"Oh!" cried the young girl, clinging to her lover, a wild look in her eyes, "papa is not going to—die! Do not tell me that. He is better to-day, and he will—he must grow yet stronger."

"My darling," said Sir William, holding her close to him, and speaking with sorrowful tenderness, "I am not going to deceive you. It would not be right for me to do so. But Dr. Waters thinks that he cannot stay with us much longer. He believes that he will rally for a while, but the state of his system warns him that it will be but a very little while. And, Virgie, your father wants us to be married at once. Darling, shall it be as he wishes?"

But Virgie hardly heard these latter sentences.

She threw herself upon that manly breast in a wild burst of grief.

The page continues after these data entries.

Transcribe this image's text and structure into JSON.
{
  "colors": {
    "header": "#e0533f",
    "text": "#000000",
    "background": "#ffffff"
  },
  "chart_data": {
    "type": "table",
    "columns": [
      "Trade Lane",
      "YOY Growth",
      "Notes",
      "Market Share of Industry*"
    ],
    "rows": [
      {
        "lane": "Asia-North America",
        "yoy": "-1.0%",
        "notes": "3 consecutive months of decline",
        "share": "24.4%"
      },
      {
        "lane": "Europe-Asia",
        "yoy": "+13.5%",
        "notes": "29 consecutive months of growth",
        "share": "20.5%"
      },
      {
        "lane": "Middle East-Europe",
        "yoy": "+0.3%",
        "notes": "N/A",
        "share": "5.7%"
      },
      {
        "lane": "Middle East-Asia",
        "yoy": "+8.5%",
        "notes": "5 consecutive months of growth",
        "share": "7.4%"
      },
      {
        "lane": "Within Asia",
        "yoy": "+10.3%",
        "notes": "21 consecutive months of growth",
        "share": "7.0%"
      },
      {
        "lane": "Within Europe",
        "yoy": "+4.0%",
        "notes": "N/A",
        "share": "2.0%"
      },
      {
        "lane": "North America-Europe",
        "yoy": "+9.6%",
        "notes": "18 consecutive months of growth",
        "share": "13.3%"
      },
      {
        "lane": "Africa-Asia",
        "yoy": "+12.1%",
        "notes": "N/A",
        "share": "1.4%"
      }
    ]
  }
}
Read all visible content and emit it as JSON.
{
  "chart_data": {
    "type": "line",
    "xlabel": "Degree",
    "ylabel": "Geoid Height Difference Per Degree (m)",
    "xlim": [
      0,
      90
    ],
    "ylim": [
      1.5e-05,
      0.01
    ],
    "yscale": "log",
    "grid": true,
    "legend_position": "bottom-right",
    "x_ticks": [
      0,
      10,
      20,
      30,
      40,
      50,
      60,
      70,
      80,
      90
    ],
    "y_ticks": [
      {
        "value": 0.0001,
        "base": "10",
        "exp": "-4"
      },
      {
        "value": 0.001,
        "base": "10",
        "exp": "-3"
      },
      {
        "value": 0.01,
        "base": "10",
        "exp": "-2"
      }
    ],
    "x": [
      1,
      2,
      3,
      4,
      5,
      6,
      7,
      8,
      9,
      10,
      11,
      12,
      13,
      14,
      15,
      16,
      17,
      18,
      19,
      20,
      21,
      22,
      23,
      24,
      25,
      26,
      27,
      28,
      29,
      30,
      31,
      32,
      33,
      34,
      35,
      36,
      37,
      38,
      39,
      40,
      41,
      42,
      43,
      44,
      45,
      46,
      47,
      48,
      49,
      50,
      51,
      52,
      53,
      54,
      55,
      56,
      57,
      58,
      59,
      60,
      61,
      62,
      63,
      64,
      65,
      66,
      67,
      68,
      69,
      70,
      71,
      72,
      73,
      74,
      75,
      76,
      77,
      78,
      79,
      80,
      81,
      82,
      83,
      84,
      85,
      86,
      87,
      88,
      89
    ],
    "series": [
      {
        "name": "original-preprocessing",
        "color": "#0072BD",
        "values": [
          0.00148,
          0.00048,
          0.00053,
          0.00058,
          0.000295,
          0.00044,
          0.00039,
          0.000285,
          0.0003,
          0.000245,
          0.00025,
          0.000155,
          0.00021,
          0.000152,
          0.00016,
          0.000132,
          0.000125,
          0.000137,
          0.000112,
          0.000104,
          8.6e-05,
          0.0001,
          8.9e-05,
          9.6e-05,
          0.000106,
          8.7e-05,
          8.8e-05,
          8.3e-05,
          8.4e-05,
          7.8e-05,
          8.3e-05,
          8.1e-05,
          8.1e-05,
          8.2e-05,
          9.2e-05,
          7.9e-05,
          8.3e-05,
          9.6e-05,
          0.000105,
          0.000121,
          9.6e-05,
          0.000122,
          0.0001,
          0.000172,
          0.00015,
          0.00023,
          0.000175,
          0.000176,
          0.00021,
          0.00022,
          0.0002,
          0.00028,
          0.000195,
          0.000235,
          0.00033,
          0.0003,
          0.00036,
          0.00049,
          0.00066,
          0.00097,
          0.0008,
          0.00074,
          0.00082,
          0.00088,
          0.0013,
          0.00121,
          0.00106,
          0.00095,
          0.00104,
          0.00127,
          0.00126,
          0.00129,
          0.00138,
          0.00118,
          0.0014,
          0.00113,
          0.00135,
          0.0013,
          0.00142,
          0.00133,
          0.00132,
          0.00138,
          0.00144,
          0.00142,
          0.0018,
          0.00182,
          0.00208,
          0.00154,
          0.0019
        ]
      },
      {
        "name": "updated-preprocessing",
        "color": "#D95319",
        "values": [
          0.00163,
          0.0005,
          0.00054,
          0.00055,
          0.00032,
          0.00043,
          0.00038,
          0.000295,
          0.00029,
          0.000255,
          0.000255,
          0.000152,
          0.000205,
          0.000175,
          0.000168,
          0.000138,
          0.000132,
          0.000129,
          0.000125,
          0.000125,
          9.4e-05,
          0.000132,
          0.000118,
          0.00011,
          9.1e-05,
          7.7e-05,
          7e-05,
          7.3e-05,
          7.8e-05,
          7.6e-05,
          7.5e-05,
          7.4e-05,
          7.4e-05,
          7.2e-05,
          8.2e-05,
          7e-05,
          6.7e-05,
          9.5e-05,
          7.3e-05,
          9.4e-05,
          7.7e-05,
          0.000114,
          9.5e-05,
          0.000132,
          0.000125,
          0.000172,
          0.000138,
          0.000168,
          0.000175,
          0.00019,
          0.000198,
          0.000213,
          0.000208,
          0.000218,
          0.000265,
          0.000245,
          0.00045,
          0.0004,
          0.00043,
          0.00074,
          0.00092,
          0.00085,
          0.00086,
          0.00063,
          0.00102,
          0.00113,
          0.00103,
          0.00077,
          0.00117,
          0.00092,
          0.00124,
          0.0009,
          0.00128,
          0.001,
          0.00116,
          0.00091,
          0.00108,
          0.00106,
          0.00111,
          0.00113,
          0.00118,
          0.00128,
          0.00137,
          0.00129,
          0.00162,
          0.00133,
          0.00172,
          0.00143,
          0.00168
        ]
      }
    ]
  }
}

It was a dreadful blow to be told that the die was cast, that her father's doom was very near.

In an indefinite way she had been dreading it ever since he himself had talked so plainly about it to her, but with the buoyancy of youth she had kept hoping against hope, and refusing to believe the fearful truth.

Sir William held her in her fond embrace, and allowed her to weep until her tears were spent.

He knew that it was better to let her grief have its way. She would be calmer and stronger afterward, though every sob and tear was bitter pain to his loving heart.

She grew more quiet after a time, and at length he felt that he might again speak of the subject so near his heart.

"Will you be my wife, Virgie? I would not have forced this upon you just now but for your father's desire, and because Dr. Waters, who must return to-day to his own duties, can make all necessary arrangements for us upon his arrival in Virginia City.